Comment la société civile palestinienne, qui apparaît de l’extérieur comme plutôt fragmentée, a-t-elle pu se rassembler dans cette campagne ?

Omar Barghouti (OB):

Notre résistance populaire et pacifique se heurte depuis des décennies à l’occupation israélienne, au colonialisme et à l’apartheid, malgré les médiations occidentales (ou avec leur complicité). Il nous fallait changer d’échelle, en impliquant à la fois la résistance locale et une solidarité internationale soutenue. Notre histoire et le succès du combat sud-africain contre l’apartheid ont été les principales inspirations pour lancer le mouvement en 2005, même si quand nous accusons Israël d’être un État d’apartheid, nous faisons autant référence à la définition de l’apartheid donnée par les Nations unies qu’à l’Afrique du Sud.

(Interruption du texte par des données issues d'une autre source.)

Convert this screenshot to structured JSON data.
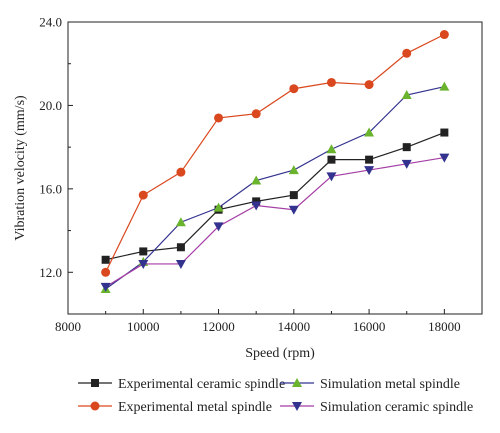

En effet, dans les trois segments de la société palestinienne (les territoires occupés, les Palestiniens citoyens d’Israël et les réfugiés), les organisations se sont réunies autour d’un consensus inédit de lutte basée sur les droits humains et le droit international. Indéniablement, c’est cette union qui permet le succès de la campagne, là où les gouvernements et l’ONU avaient échoué.

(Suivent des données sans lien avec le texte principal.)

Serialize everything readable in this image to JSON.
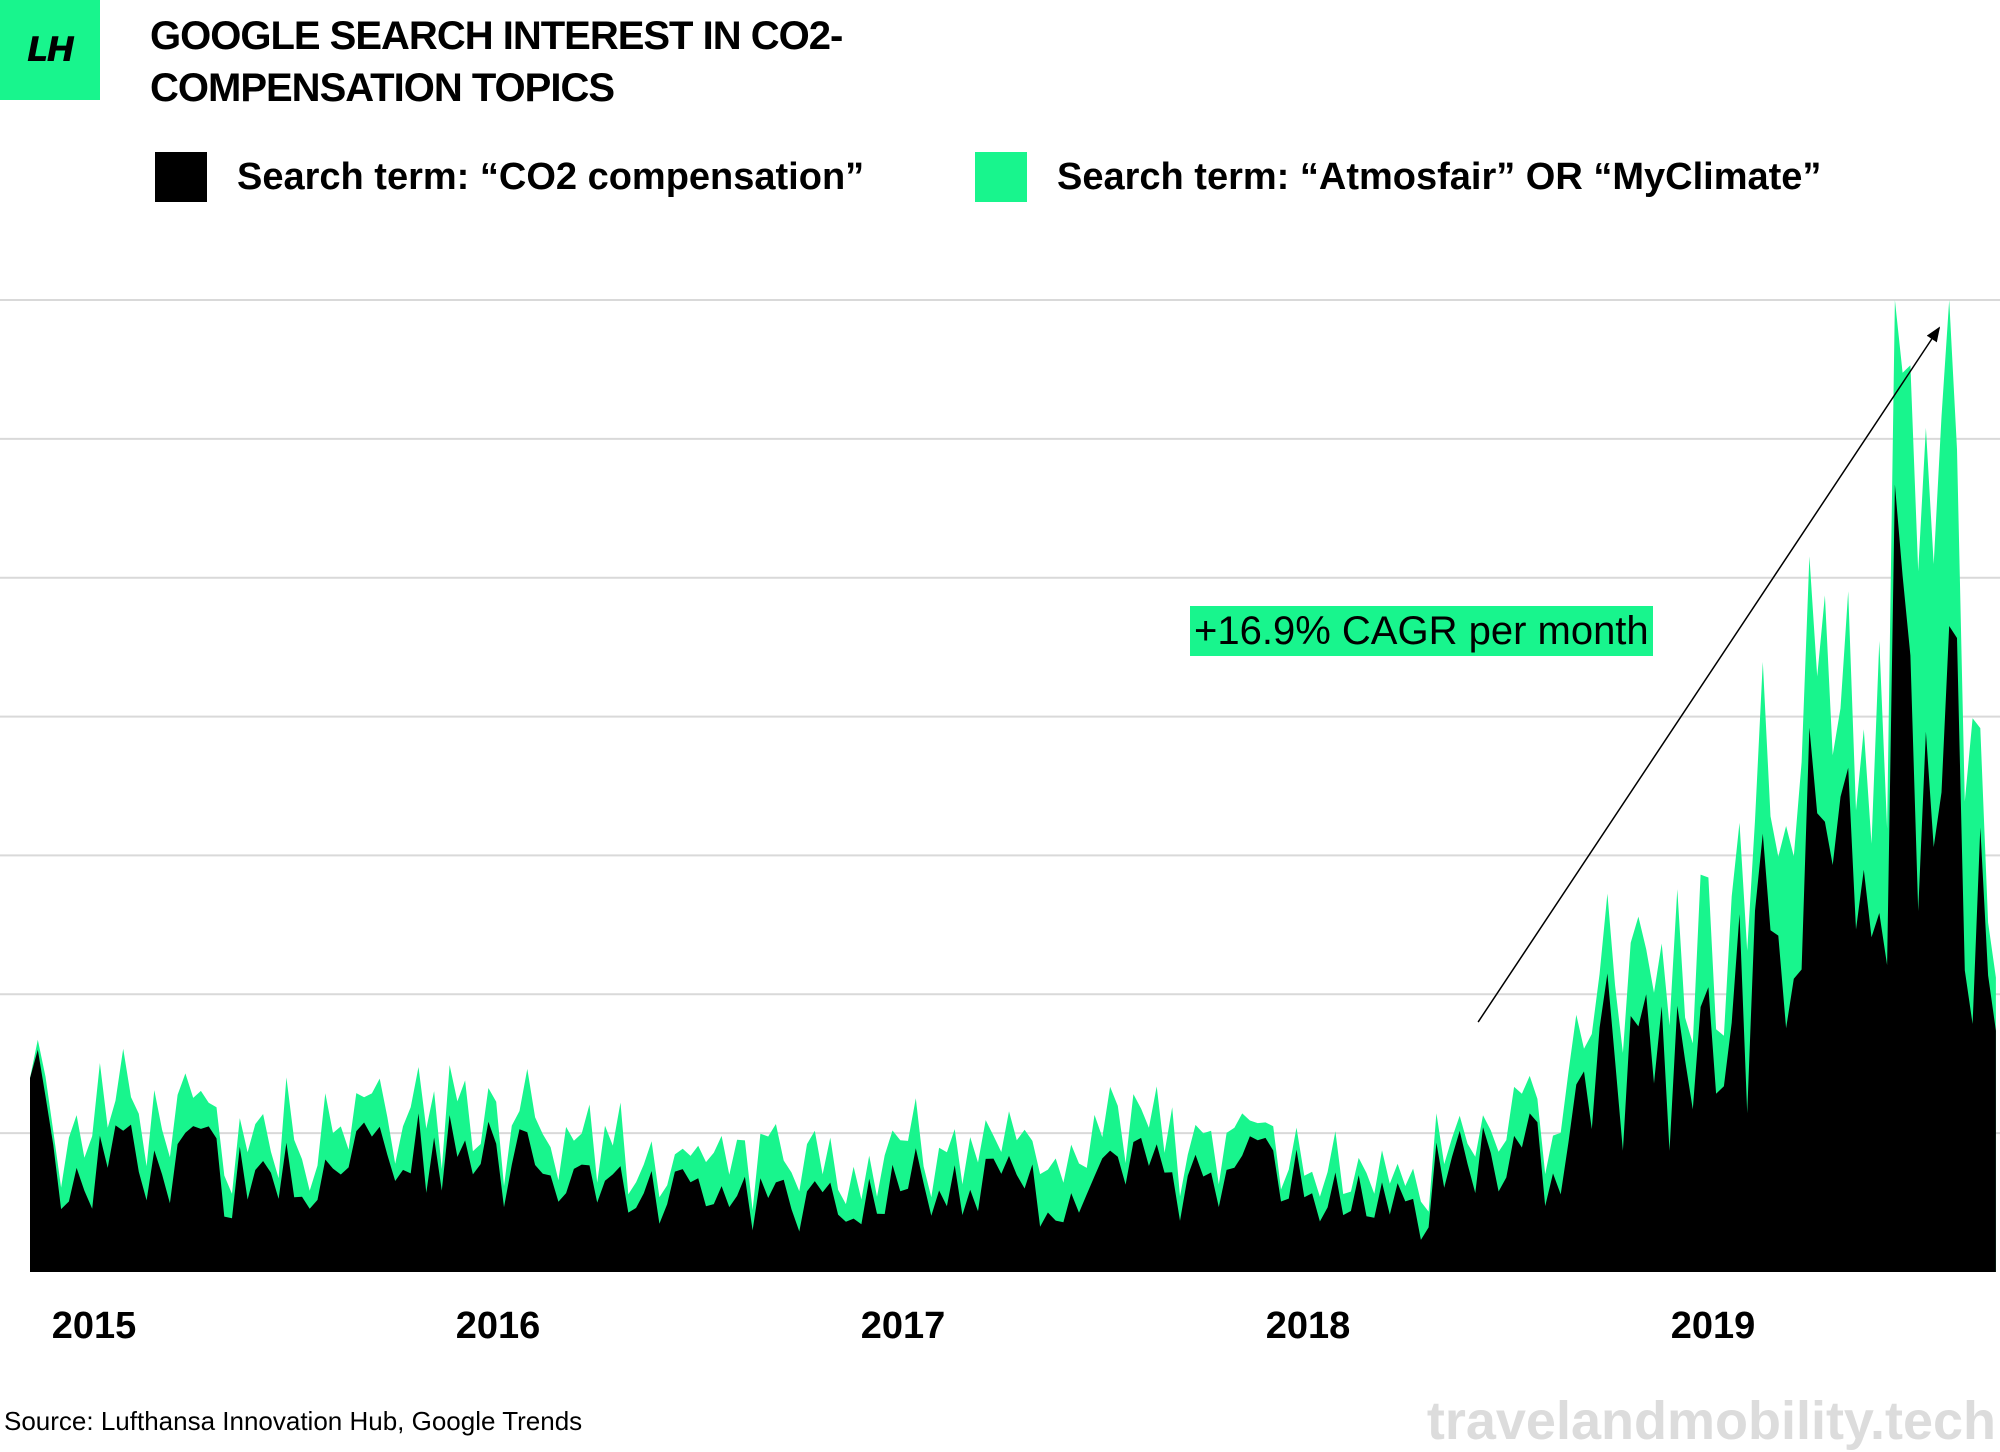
{
  "logo": {
    "text": "LH"
  },
  "chart_data": {
    "type": "area",
    "stacked": true,
    "title": "GOOGLE SEARCH INTEREST IN CO2-COMPENSATION TOPICS",
    "y_axis_labels": false,
    "grid": true,
    "legend_position": "top",
    "x_ticks": [
      "2015",
      "2016",
      "2017",
      "2018",
      "2019"
    ],
    "x_start": 2015.0,
    "x_end": 2019.86,
    "ylim": [
      0,
      7
    ],
    "series": [
      {
        "name": "Search term: “CO2 compensation”",
        "color": "#000000",
        "keyframes": [
          [
            2015.0,
            1.3
          ],
          [
            2015.1,
            0.6
          ],
          [
            2015.2,
            0.8
          ],
          [
            2015.35,
            0.9
          ],
          [
            2015.55,
            0.6
          ],
          [
            2015.75,
            0.8
          ],
          [
            2016.0,
            0.9
          ],
          [
            2016.25,
            0.7
          ],
          [
            2016.5,
            0.6
          ],
          [
            2016.75,
            0.5
          ],
          [
            2017.0,
            0.5
          ],
          [
            2017.2,
            0.7
          ],
          [
            2017.4,
            0.6
          ],
          [
            2017.55,
            0.5
          ],
          [
            2017.7,
            0.7
          ],
          [
            2017.9,
            0.6
          ],
          [
            2018.0,
            0.7
          ],
          [
            2018.2,
            0.6
          ],
          [
            2018.45,
            0.4
          ],
          [
            2018.5,
            1.0
          ],
          [
            2018.6,
            0.8
          ],
          [
            2018.75,
            0.8
          ],
          [
            2018.85,
            1.1
          ],
          [
            2018.9,
            1.6
          ],
          [
            2019.0,
            1.5
          ],
          [
            2019.1,
            1.3
          ],
          [
            2019.2,
            1.6
          ],
          [
            2019.3,
            2.3
          ],
          [
            2019.4,
            2.8
          ],
          [
            2019.5,
            3.8
          ],
          [
            2019.55,
            3.1
          ],
          [
            2019.6,
            4.2
          ],
          [
            2019.65,
            3.6
          ],
          [
            2019.7,
            2.8
          ],
          [
            2019.75,
            3.9
          ],
          [
            2019.8,
            2.6
          ],
          [
            2019.86,
            1.8
          ]
        ]
      },
      {
        "name": "Search term: “Atmosfair” OR “MyClimate”",
        "color": "#18f58d",
        "keyframes": [
          [
            2015.0,
            0.0
          ],
          [
            2015.1,
            0.3
          ],
          [
            2015.2,
            0.4
          ],
          [
            2015.35,
            0.3
          ],
          [
            2015.55,
            0.3
          ],
          [
            2015.75,
            0.3
          ],
          [
            2016.0,
            0.3
          ],
          [
            2016.25,
            0.3
          ],
          [
            2016.5,
            0.3
          ],
          [
            2016.75,
            0.3
          ],
          [
            2017.0,
            0.3
          ],
          [
            2017.2,
            0.3
          ],
          [
            2017.4,
            0.3
          ],
          [
            2017.55,
            0.4
          ],
          [
            2017.7,
            0.3
          ],
          [
            2017.9,
            0.3
          ],
          [
            2018.0,
            0.2
          ],
          [
            2018.2,
            0.2
          ],
          [
            2018.45,
            0.2
          ],
          [
            2018.5,
            0.1
          ],
          [
            2018.6,
            0.2
          ],
          [
            2018.75,
            0.3
          ],
          [
            2018.85,
            0.4
          ],
          [
            2018.9,
            0.6
          ],
          [
            2019.0,
            0.6
          ],
          [
            2019.1,
            0.6
          ],
          [
            2019.2,
            0.7
          ],
          [
            2019.3,
            0.9
          ],
          [
            2019.4,
            1.0
          ],
          [
            2019.5,
            1.4
          ],
          [
            2019.55,
            1.3
          ],
          [
            2019.6,
            1.5
          ],
          [
            2019.65,
            1.6
          ],
          [
            2019.7,
            1.7
          ],
          [
            2019.75,
            2.0
          ],
          [
            2019.8,
            1.5
          ],
          [
            2019.86,
            0.6
          ]
        ]
      }
    ],
    "annotation": {
      "text": "+16.9% CAGR per month",
      "arrow_from": [
        2018.58,
        1.8
      ],
      "arrow_to": [
        2019.72,
        6.8
      ]
    }
  },
  "source": "Source: Lufthansa Innovation Hub, Google Trends",
  "watermark": "travelandmobility.tech"
}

Le boycott, ce n’est pas une initiative qui peut sembler radicale ?

OB :

La campagne a été lancée douze ans après les accords d’Oslo. Entre temps, Israël a plus que doublé son occupation des territoires palestiniens, chassé des milliers de Palestiniens, détruit la majorité de notre agriculture, de notre industrie, accaparé nos ressources en eau et accentué notre dépendance envers son économie… Les « moyens démocratiques » ont été épuisés, ils se sont révélés inutiles au regard de cette réalité: dans un conflit colonial, aucune diplomatie ne parvient à forcer un colonisateur à rendre ses privilèges. La résistance, quand elle prend la forme d’une campagne comme BDS, peut amener Israël sur un terrain où sa force armée subventionnée est inefficace.

Pouvez-vous nous donner des exemples réussis du boycott ?

OB : Dernièrement, la campagne, qui prend de l’ampleur dans les pays du Golfe, a connu un succès majeur contre Alstom : après deux ans de pressions des sociétés civiles palestinienne, arabes et européennes, l’Arabie saoudite a exclu Alstom de la seconde phase du Haramain Railway reliant la Mecque à Médine, un projet de 10 milliards de dollars perdu à cause de l’implication d’Alstom dans le tramway reliant Jérusalem aux colonies juives dans les territoires palestiniens occupés. Cela montre aux entreprises que la complicité avec la politique de colonisation d’Israël a des conséquences financières, et non seulement morales.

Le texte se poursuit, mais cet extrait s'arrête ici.